As my policy professor at the LBJ School of Public Affairs, former Congresswoman Barbara Jordan, said many times, Americans are not comfortable with fundamental change. The problem with abortion is that it’s either legal, or it’s not. You can’t incrementally get to that. At some point in time, it had to be made legal because women were dying from infection from unsafe induced abortions using hatpins or hangers or whatever else they could find.

Texas and other states have progressively hacked away at that ruling by passing laws that restrict abortion including the despicable requirement that a woman look at the fetus on ultrasound as a doctor points to the features and listen to the heartbeat. That’s called state-endorsed torture. Perhaps we should waterboard women who have accidental pregnancies, maybe stone them to death.

The anti-abortion jihadists that are our state leaders (all male, all Republican) line up to profess their intent to protect the unborn, code for oppressing women. Gov. Greg Abbott states that yanking Medicaid funding from Planned Parenthood “provides greater access to safe health care for women” — the opposite is true — “while protecting…the unborn.”

Evangelist Sen. Ted Cruz was right when he said, “I’m proud of Texas for leading the way in affirming the sanctity of life.” Yep, Texas is leading the way to oppress women, and damn proud of it.

Lt. Gov. Dan Patrick, the most rabid of all, declared in an Oct. 19 Fox News interview that Planned Parenthood pretends to care about women’s health, “but we know that they’re only in the business to profit from killing babies and selling body parts.”

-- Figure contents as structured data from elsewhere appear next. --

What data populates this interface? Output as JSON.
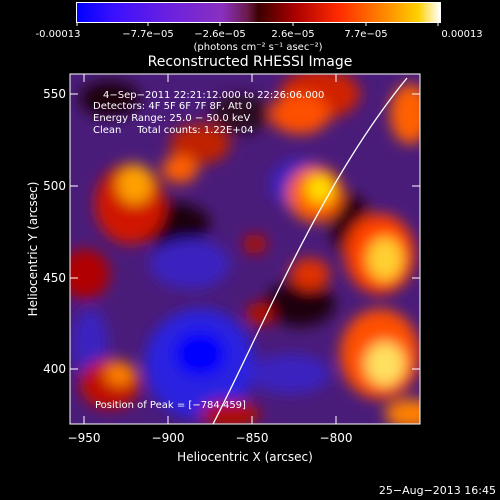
{
  "colorbar": {
    "ticks": [
      "-0.00013",
      "−7.7e−05",
      "−2.6e−05",
      "2.6e−05",
      "7.7e−05",
      "0.00013"
    ],
    "unit_label": "(photons cm⁻² s⁻¹ asec⁻²)"
  },
  "plot": {
    "title": "Reconstructed RHESSI Image",
    "xlabel": "Heliocentric X (arcsec)",
    "ylabel": "Heliocentric Y (arcsec)",
    "x_ticks": [
      "−950",
      "−900",
      "−850",
      "−800"
    ],
    "y_ticks": [
      "550",
      "500",
      "450",
      "400"
    ],
    "info_lines": [
      "4−Sep−2011 22:21:12.000 to 22:26:06.000",
      "Detectors: 4F 5F 6F 7F 8F, Att 0",
      "Energy Range: 25.0 − 50.0 keV",
      "Clean     Total counts: 1.22E+04"
    ],
    "peak_text": "Position of Peak = [−784,459]"
  },
  "footer": {
    "date": "25−Aug−2013 16:45"
  }
}
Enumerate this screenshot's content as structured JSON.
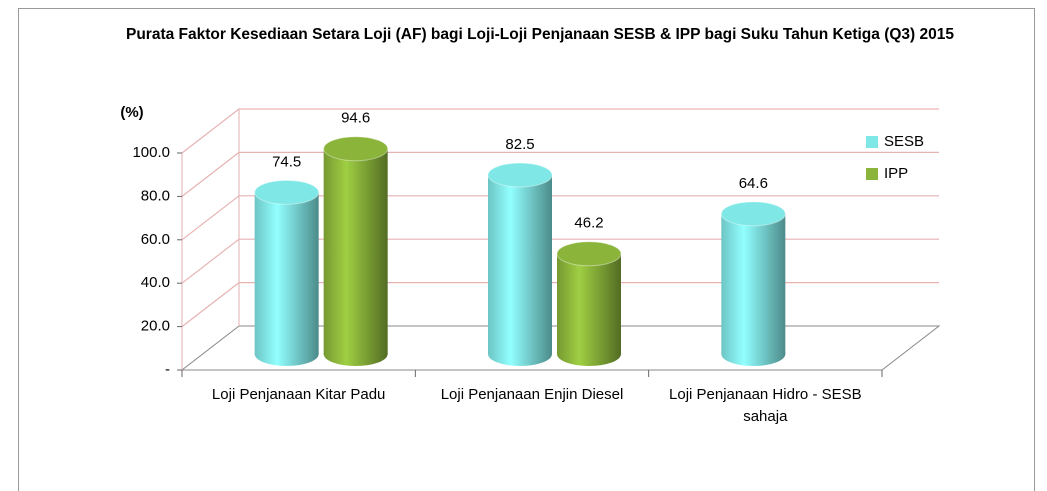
{
  "chart_data": {
    "type": "bar3d",
    "title": "Purata Faktor Kesediaan Setara Loji (AF) bagi Loji-Loji Penjanaan SESB & IPP bagi Suku Tahun Ketiga (Q3) 2015",
    "y_label": "(%)",
    "categories": [
      "Loji Penjanaan Kitar Padu",
      "Loji Penjanaan Enjin Diesel",
      "Loji Penjanaan Hidro - SESB sahaja"
    ],
    "series": [
      {
        "name": "SESB",
        "color": "#7fe8e6",
        "values": [
          74.5,
          82.5,
          64.6
        ]
      },
      {
        "name": "IPP",
        "color": "#8ab43a",
        "values": [
          94.6,
          46.2,
          null
        ]
      }
    ],
    "ylim": [
      0,
      100
    ],
    "yticks": [
      {
        "value": 0,
        "label": "-"
      },
      {
        "value": 20,
        "label": "20.0"
      },
      {
        "value": 40,
        "label": "40.0"
      },
      {
        "value": 60,
        "label": "60.0"
      },
      {
        "value": 80,
        "label": "80.0"
      },
      {
        "value": 100,
        "label": "100.0"
      }
    ],
    "grid": true,
    "legend": "right"
  }
}
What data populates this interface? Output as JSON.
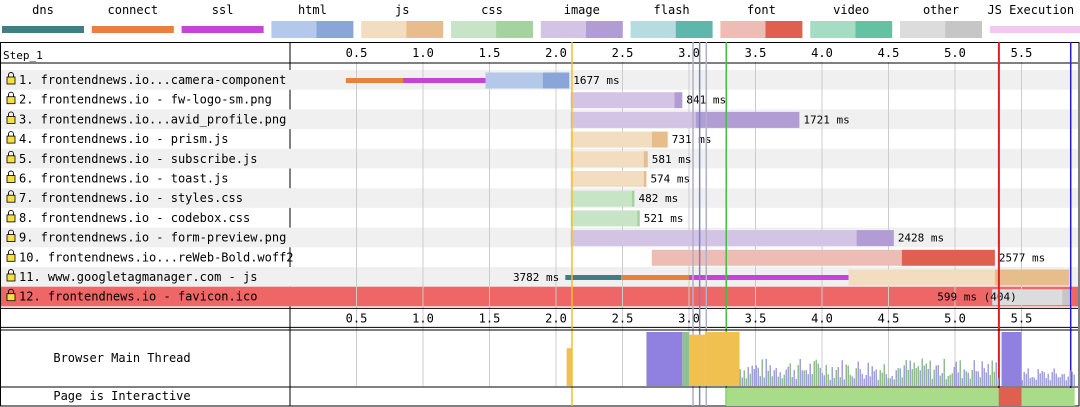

That’s simply untrue. Nowhere near. But truth and reason have no place in the holy war that our anti-abortion state leaders are fighting.

I understand these men are pandering to their Tea Party base, but abortion rates in Texas have steadily fallen to about half what they were in 1991 and have been lower than the national incidence all along. Why not leave well enough alone?

In 32 years of neonatal nursing, I’ve referred countless moms to Planned Parenthood for birth control because I know they’ll get wonderful care. Many of the 35 centers throughout Texas are in rural and medically underserved areas, which confirms the organization’s intention to increase access to care. More than 175,000 Texans each year count on Planned Parenthood for a variety of crucial services such as family planning, birth control, well-woman exams as well as screening for breast and cervical cancer, urinary tract infection, HIV and sexually transmitted diseases. Abortion represents less than five percent of the services the organization offers in Texas, and that needed service is entirely privately funded.

Around three in 10 American women by age 45 will have obtained an abortion. Accidental pregnancies happen. Dire and different life circumstances surround each abortion.

State laws and policies that restrict a woman’s ability to make her own health care decisions have no place in America in 2015. Isn’t there something better state leaders can do with their time other than oppress women? Like maybe work on education or transportation or access to health care?

Toni Inglis, MSN, RN CNS (retired), FAAN, a lifelong Austin resident, is a retired neonatal intensive care nurse and editor of NursingNews. She also wrote a monthly opinion column for the Austin American-Statesman editorial pages for 10 years.